An immobilized enzyme had been prepared by incorporation of Porcine pancreas lipase (PPL, 4.6 nm × 2.6 nm × 1.1 nm) in the channels of fiber-like SBA-15 by virtue of the hydrogen bonding interactions between the abundant weakly acidic hydroxyl groups of the support and the lipase. The physical adsorptions of PPL on the fiber-like SBA-15 mesoporous material in buffer solution with different pH values (pH 5–10) and times (0–36 h) had been studied. A high lipase loading (926 mg enzyme per gram silica) can be obtained, but it disagreed with the high catalytic activity. The adsorbed maximum activities were observed at pH 6.0 and 3 h.

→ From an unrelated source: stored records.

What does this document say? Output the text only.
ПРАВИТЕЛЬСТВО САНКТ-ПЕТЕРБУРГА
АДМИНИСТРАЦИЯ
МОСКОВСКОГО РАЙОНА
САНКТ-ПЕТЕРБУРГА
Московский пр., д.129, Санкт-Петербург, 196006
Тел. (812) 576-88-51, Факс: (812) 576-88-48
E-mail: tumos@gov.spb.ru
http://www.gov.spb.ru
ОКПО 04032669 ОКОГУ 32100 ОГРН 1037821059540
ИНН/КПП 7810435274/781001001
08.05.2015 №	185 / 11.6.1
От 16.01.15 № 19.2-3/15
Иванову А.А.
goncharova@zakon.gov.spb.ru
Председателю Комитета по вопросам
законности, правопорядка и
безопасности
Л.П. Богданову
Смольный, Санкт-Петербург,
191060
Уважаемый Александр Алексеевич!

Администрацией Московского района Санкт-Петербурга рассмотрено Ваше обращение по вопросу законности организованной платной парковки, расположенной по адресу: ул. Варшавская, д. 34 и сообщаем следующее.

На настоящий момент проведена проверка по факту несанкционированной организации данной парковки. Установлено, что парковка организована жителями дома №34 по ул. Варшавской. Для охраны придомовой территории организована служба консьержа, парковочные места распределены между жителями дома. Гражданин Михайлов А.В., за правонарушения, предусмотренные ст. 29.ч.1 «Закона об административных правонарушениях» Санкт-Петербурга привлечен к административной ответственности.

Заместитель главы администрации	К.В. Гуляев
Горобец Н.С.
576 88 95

The optimal pH of the hydrolysis of triacetin for the immobilized and free PPL was at 7.0. The immobilized PPL showed much more excellent adaptability of the hydrolysis of triacetin compared to free PPL during pH 6.0–9.0. Meanwhile, the thermal stability of the catalyst and its reusability were tested by performing subsequent reaction cycles of hydrolysis of triacetin. The activity of the immobilized PPL fell off rapidly to be 40% of its original activity after five successive batch reactions, because the weakly adsorbed PPL was leached out from the channels.